Reporting assets of $427,364 and liabilities of more than $5.2 million, Assurz Inc. has filed for bankruptcy protection in the U.S. Bankruptcy Court for the Northern District of California.
Reporting assets of $427,364 and liabilities of more than $5.2 million, Assurz Inc. has filed for bankruptcy protection in the U.S. Bankruptcy Court for the Northern District of California. The company had provided a no-questions-asked return and refund service through online retailers.
The first meeting of creditors is scheduled for July 30 in the San Francisco office of the trustee for the case, Janina Elder; the last day for filing claims against Assurz, which operated out of Redwood City, CA, is Oct. 28, 2008. The case has been assigned to Judge Dennis Montali.
Assurz noted in its June 23 bankruptcy filing that it had gross income this year of $350,516 through April, compared to $23,659 for all of 2007. It also reported cash on hand of $7,828, not including more than $30,000 in two security deposits.

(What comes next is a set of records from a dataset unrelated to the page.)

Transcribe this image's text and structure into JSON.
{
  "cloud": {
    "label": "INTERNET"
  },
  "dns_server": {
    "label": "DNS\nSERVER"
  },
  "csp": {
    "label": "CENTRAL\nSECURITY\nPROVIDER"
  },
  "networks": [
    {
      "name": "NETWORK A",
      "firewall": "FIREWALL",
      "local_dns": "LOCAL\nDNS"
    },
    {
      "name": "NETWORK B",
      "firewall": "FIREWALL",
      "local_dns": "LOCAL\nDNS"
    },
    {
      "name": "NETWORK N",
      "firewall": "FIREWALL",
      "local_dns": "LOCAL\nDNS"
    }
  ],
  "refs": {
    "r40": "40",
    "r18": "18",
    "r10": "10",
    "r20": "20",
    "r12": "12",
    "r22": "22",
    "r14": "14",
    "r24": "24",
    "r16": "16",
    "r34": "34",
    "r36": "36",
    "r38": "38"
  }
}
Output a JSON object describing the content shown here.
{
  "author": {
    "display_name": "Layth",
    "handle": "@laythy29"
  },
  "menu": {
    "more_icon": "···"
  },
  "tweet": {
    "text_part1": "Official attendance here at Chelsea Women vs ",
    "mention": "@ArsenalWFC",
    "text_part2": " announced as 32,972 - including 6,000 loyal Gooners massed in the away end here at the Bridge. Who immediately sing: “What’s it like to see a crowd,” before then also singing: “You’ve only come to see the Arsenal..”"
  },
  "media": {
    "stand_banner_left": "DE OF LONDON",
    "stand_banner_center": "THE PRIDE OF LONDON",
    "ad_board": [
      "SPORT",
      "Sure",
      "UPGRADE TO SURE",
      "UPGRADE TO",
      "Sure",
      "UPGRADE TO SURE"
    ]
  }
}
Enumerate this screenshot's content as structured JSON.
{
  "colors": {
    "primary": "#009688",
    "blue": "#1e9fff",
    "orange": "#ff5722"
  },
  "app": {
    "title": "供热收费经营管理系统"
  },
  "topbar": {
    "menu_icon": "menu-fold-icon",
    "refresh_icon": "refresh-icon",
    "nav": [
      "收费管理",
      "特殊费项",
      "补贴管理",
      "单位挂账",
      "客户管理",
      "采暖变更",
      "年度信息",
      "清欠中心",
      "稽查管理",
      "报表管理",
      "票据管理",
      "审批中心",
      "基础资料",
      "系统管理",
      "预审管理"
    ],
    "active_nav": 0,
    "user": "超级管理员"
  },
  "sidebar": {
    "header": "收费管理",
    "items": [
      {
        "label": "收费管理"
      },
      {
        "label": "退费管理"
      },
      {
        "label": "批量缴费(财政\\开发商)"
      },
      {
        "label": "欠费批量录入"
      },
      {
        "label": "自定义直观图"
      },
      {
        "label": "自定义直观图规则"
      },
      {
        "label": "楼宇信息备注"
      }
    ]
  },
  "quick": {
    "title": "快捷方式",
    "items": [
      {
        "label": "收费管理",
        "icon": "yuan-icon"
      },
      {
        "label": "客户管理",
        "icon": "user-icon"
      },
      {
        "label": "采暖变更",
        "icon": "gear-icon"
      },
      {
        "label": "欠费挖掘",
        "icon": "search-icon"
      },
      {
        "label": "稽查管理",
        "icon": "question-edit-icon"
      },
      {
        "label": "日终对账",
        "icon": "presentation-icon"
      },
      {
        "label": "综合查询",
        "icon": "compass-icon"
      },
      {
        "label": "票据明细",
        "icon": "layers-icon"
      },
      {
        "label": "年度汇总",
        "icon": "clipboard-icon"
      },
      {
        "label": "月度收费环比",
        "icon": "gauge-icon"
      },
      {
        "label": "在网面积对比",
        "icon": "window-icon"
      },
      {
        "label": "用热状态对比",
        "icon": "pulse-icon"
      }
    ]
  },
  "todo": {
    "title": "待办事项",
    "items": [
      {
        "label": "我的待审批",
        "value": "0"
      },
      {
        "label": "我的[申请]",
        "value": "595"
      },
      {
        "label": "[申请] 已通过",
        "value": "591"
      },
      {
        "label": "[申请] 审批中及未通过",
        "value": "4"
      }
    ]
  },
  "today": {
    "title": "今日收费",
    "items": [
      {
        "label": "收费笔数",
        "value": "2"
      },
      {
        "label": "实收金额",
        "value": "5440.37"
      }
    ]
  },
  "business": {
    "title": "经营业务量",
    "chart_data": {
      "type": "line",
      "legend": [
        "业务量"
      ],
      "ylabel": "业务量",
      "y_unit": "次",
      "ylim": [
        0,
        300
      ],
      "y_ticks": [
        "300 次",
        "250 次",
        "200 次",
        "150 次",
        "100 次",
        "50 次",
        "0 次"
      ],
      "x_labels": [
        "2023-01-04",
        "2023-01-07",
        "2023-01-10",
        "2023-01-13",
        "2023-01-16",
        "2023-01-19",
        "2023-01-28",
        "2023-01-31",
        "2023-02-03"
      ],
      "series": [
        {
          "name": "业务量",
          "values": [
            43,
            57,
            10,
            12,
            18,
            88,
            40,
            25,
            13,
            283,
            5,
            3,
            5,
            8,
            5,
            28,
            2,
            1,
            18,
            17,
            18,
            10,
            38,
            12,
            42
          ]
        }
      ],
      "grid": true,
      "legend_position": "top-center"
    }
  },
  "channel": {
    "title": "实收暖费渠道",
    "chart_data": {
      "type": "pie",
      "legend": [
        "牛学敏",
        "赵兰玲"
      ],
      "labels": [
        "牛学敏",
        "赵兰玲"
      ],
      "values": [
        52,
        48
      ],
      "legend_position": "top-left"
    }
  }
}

Of its total liabilities of $5,249,641.60, $4.46 million was in unsecured claims from hundreds of creditors.
The Assurz service was popular with consumers who could buy something online-particularly costly to ship items like bath tubs or other home improvement products-without having to worry about paying for return shipping or restocking fees, says Michael Fox, co-founder and chief operating officer of eImprovement.com LLC, one of Assurz’s former participating retailers.
Fox says about 500 of eImprovement’s customers opted for the Assurz service each month, about 3% of total orders, and that it appeared to result in higher conversion rates and sales on eImprovement.com and its sister sites, which include eFaucets.com and HomeFixtures.com. But it also increased overall return rates from about 5% to 9% after eImprovement started offering the Assurz service in January, because 6% of the customers who opted for the service returned products, he adds.
The sudden termination of the Assurz service in late May left many consumers without a way to get refunds for products they had returned through Assurz, Fox and other retailers say. Assurz charged fees for its service directly to consumers, then would liquidate the returned merchandise to cover its costs and earn revenue.